O Ministério Público (MP) acusou formalmente duas funcionárias pela alegada prática de oito crimes de maus-tratos a crianças que frequentavam o pré-escolar do Centro Escolar do Vale do Homem, na freguesia de Rendufe, em Amares. Os casos remontam aos anos letivos de 2022/23 e 2023/24 e terão visado oito menores nascidos entre 2017 e 2019.
De acordo com o despacho de acusação, a que o jornal ‘O Vilaverdense’ teve acesso, a investigação teve origem numa denúncia apresentada pelo Município de Amares e pelo Agrupamento de Escolas, após uma queixa formalizada pela mãe de uma das crianças.
Segundo a acusação, os episódios terão ocorrido no âmbito das Atividades de Apoio à Família (AAAF), responsáveis pelo acompanhamento das crianças fora do horário letivo, incluindo refeições e períodos de prolongamento.
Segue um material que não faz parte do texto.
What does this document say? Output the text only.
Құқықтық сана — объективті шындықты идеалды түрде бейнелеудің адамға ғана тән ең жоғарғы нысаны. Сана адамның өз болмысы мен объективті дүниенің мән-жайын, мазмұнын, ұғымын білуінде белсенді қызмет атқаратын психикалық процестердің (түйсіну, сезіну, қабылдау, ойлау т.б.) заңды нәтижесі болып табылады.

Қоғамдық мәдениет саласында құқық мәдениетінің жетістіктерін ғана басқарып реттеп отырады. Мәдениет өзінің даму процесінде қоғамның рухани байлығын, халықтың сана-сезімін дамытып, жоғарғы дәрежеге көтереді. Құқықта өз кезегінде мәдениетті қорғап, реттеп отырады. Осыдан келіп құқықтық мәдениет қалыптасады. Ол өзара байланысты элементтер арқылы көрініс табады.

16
O Ministério Público sustenta que as arguidas, no exercício das suas funções de acompanhamento e animação socioeducativa, onde foram colocadas no âmbito de um acordo estabelecido entre o município e outra entidade que presta este serviço, terão adotado “de comum acordo” comportamentos destinados a forçar a obediência das crianças.
Entre os comportamentos descritos no despacho estão puxões de cabelo e de orelhas e castigos aplicados às crianças, normalmente com o objetivo de fazer com que comessem mais rápido.
“QUARTO ESCURO”
Um dos métodos mencionados consistia, segundo o MP, em colocar menores numa arrecadação sem luz, conhecida como “quarto escuro”. De acordo com o processo, esse espaço, destinado a arrumos e sem janelas, era utilizado como forma de punição.
Em alternativa, acrescenta o MP, algumas crianças seriam deixadas sozinhas em corredores ou nas salas. “Estando ocupado o ‘quarto escuro’, as crianças a castigar seriam colocadas no exterior da sala do prolongamento, no corredor, ou numa sala de aula ao lado, ali existente, ficando as mesmas sozinhas, em pé ou sentadas”, sustenta o documento.
O Ministério Público descreve ainda episódios concretos envolvendo várias crianças, incluindo casos em que menores terão sido forçados a comer sob coação física ou alvo de humilhação. Num dos episódios, uma criança terá sido vestida com roupa feminina após urinar na roupa enquanto se encontrava no “quarto escuro”, alegadamente como forma de a humilhar.
A investigação incluiu outras denúncias iniciais, como alegados insultos no refeitório ou a colocação de crianças no “quarto escuro”, mas parte desses factos acabou por ser arquivada por falta de indícios suficientes. Também foi arquivada a suspeita sobre uma terceira funcionária inicialmente visada.
SUSPENSAS E READMITIDAS
Na sequência dos acontecimentos, a entidade responsável pelas AAAF abriu um inquérito disciplinar e as duas arguidas foram suspensas preventivamente, por missiva datada de 31 de janeiro de 2024, mas acabaram readmitidas, em fevereiro do mesmo ano, em face do arquivamento do processo.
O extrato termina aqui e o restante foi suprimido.